Question: Can maternity care experiences for women from refugee backgrounds, attending a specialist antenatal clinic in a tertiary Australian public hospital, be improved?
Methods: The evaluation employed mixed methods, generating qualitative and quantitative data from two hospital databases, a chart audit, surveys and interviews with service users, providers and stakeholders. Contributions were received from 202 participants.

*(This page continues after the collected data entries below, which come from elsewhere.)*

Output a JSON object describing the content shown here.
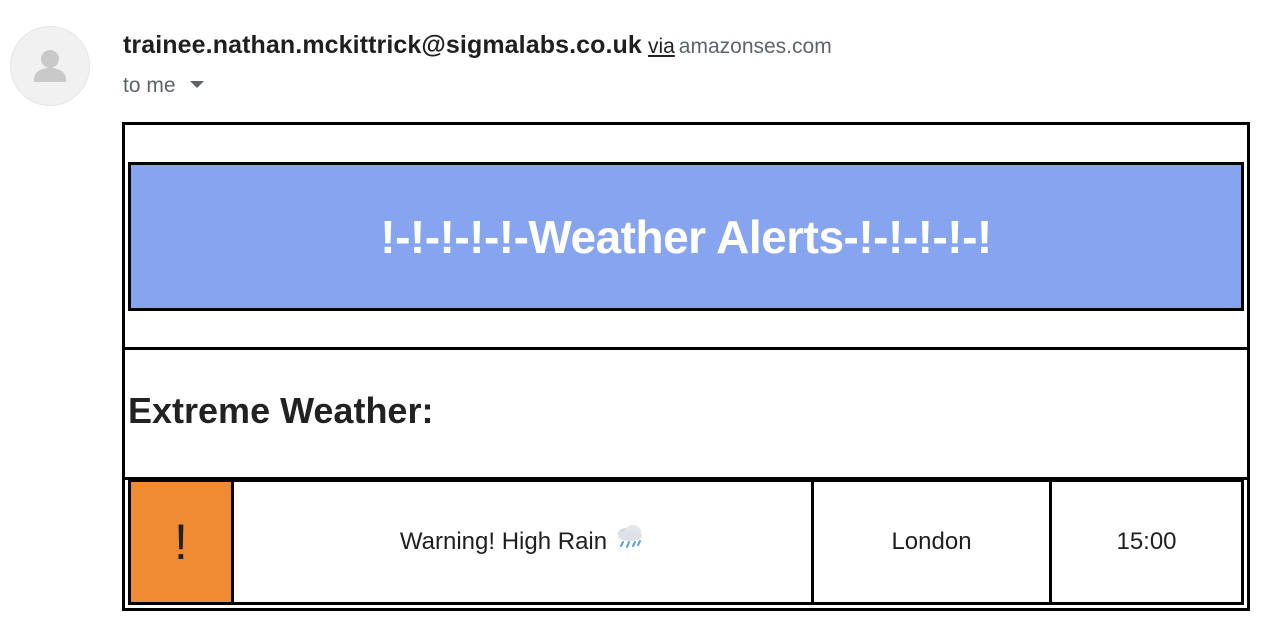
{
  "sender": {
    "email": "trainee.nathan.mckittrick@sigmalabs.co.uk",
    "via_label": "via",
    "via_domain": "amazonses.com",
    "recipient_label": "to me",
    "avatar_icon": "person-icon"
  },
  "email_body": {
    "banner_title": "!-!-!-!-!-Weather Alerts-!-!-!-!-!",
    "banner_color": "#87a4ee",
    "section_heading": "Extreme Weather:",
    "alerts": [
      {
        "icon_text": "!",
        "icon_color": "#f08b33",
        "message": "Warning! High Rain",
        "message_icon": "rain-cloud-icon",
        "location": "London",
        "time": "15:00"
      }
    ]
  }
}
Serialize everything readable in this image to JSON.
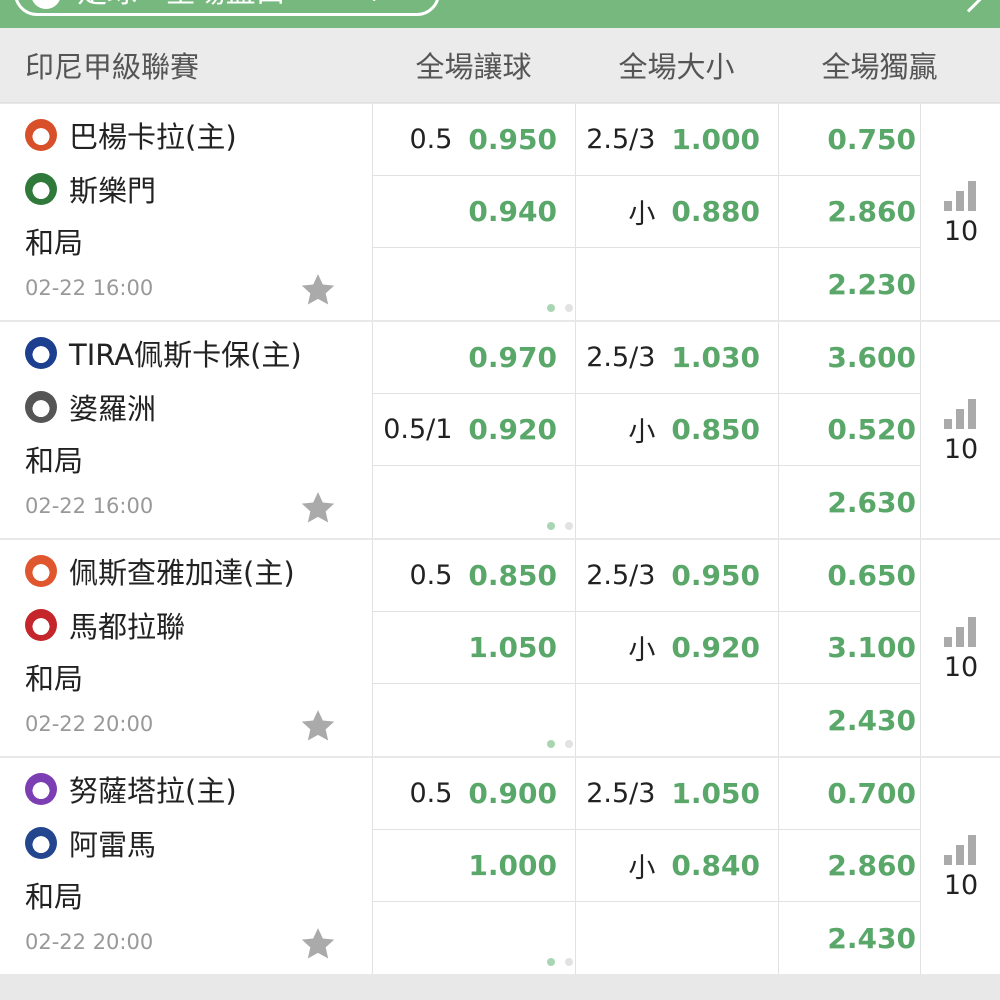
{
  "top": {
    "filter_label": "足球 · 全場盤口"
  },
  "header": {
    "league": "印尼甲級聯賽",
    "col_handicap": "全場讓球",
    "col_total": "全場大小",
    "col_1x2": "全場獨贏"
  },
  "colors": {
    "brand": "#76b87e",
    "odds": "#5aa76a"
  },
  "matches": [
    {
      "home": "巴楊卡拉(主)",
      "away": "斯樂門",
      "draw": "和局",
      "time": "02-22 16:00",
      "hdp": {
        "home_line": "0.5",
        "home_odds": "0.950",
        "away_line": "",
        "away_odds": "0.940"
      },
      "ou": {
        "over_line": "2.5/3",
        "over_odds": "1.000",
        "under_label": "小",
        "under_odds": "0.880"
      },
      "x12": {
        "home": "0.750",
        "away": "2.860",
        "draw": "2.230"
      },
      "more_count": "10",
      "logos": {
        "home": "#d8502a",
        "away": "#2f7a3a"
      }
    },
    {
      "home": "TIRA佩斯卡保(主)",
      "away": "婆羅洲",
      "draw": "和局",
      "time": "02-22 16:00",
      "hdp": {
        "home_line": "",
        "home_odds": "0.970",
        "away_line": "0.5/1",
        "away_odds": "0.920"
      },
      "ou": {
        "over_line": "2.5/3",
        "over_odds": "1.030",
        "under_label": "小",
        "under_odds": "0.850"
      },
      "x12": {
        "home": "3.600",
        "away": "0.520",
        "draw": "2.630"
      },
      "more_count": "10",
      "logos": {
        "home": "#1d3f8f",
        "away": "#555555"
      }
    },
    {
      "home": "佩斯查雅加達(主)",
      "away": "馬都拉聯",
      "draw": "和局",
      "time": "02-22 20:00",
      "hdp": {
        "home_line": "0.5",
        "home_odds": "0.850",
        "away_line": "",
        "away_odds": "1.050"
      },
      "ou": {
        "over_line": "2.5/3",
        "over_odds": "0.950",
        "under_label": "小",
        "under_odds": "0.920"
      },
      "x12": {
        "home": "0.650",
        "away": "3.100",
        "draw": "2.430"
      },
      "more_count": "10",
      "logos": {
        "home": "#e0562e",
        "away": "#c4262c"
      }
    },
    {
      "home": "努薩塔拉(主)",
      "away": "阿雷馬",
      "draw": "和局",
      "time": "02-22 20:00",
      "hdp": {
        "home_line": "0.5",
        "home_odds": "0.900",
        "away_line": "",
        "away_odds": "1.000"
      },
      "ou": {
        "over_line": "2.5/3",
        "over_odds": "1.050",
        "under_label": "小",
        "under_odds": "0.840"
      },
      "x12": {
        "home": "0.700",
        "away": "2.860",
        "draw": "2.430"
      },
      "more_count": "10",
      "logos": {
        "home": "#7b3fb3",
        "away": "#23468f"
      }
    }
  ]
}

Findings: The clinic was highly regarded by all participants. Continuity of care throughout the antenatal period was particularly valued by newly arrived women as it afforded them security and support to negotiate an unfamiliar Western maternity system. Positive experiences decreased however; as women transitioned from the clinic to labour and postnatal wards where they reported that their traditional birthing and recuperative practices were often interrupted by the imposition of Western biomedical notions of appropriate care. The centrally located clinic was problematic, frequently requiring complex travel arrangements. Appointment schedules often impacted negatively on traditional spousal and family obligations.
Conclusions: Providing comprehensive and culturally responsive maternity care for women from refugee backgrounds is achievable, however it is also resource intensive. The production of translated information which is high quality in terms of production and content, whilst also taking account of languages which are only rarely encountered, is problematic. Cultural competency programmes for staff, ideally online, require regular updating in light of new knowledge and changing political sensitivities.